Designed to Serve Humanities students, philosophy majors, any student needing D/G credit for AA degree, students wishing to improve their understanding of people belonging to other cultures and to deal with them in their own vocations (medicine, law, business, teaching, etc.), Anthropology and Sociology students interested in Asia.
Active Date 2011-07-25
Grading System Decimal Grade
Class Limit 38
Contact Hours: Lecture 55 Lab 0 Worksite 0 Clinical 0 Other 0
Total Contact Hours 55
- Diversity & Globalism
- Humanities Area I
1. Confucian Philosophy: Confucian ethics, the socially-constituted self, role of ritual and social performance in the development of the person, the ideal ruler.

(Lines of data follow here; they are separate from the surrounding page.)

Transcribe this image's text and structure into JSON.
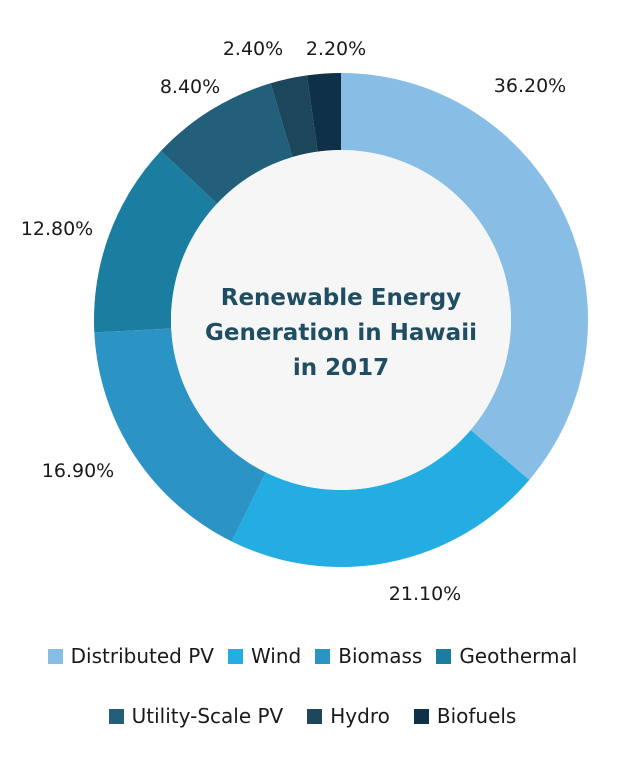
{
  "chart_data": {
    "type": "pie",
    "variant": "donut",
    "title": [
      "Renewable Energy",
      "Generation in Hawaii",
      "in 2017"
    ],
    "categories": [
      "Distributed PV",
      "Wind",
      "Biomass",
      "Geothermal",
      "Utility-Scale PV",
      "Hydro",
      "Biofuels"
    ],
    "values": [
      36.2,
      21.1,
      16.9,
      12.8,
      8.4,
      2.4,
      2.2
    ],
    "labels": [
      "36.20%",
      "21.10%",
      "16.90%",
      "12.80%",
      "8.40%",
      "2.40%",
      "2.20%"
    ],
    "colors": [
      "#88bde6",
      "#23ade2",
      "#2b94c4",
      "#1b7d9f",
      "#215f7b",
      "#1c4659",
      "#0e3148"
    ],
    "legend_position": "bottom"
  }
}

2. Taoist Philosophy: Taoist critiques of the Confucian models, metaphysics, epistemology, cosmology; critiques of rationalism and traditionalism.
3. Indian Philosophy: Themes of the Samkhya, Yoga, and Vedanta traditions represented in the Bhagavad-gita.
4. Buddhist Philosophy: Basic philosophy of the Sutra tradition, 4 Noble truths, 8-fold path, anatman, karma, etc.
Student Learning Outcomes
Students will demonstrate a familiarity with and understanding of the main questions, concepts and arguments addressed in each course text.
Students will demonstrate the ability to write a 1500-2000 word argumentative essay on a topic of philosophical interest.
Students will demonstrate an understanding of the basic questions of philosophy: ethics, metaphysics, epistemology.
Students will demonstrate an ability to read, analyze, and synthesize original source material from a variety of philosophical and cultural traditions.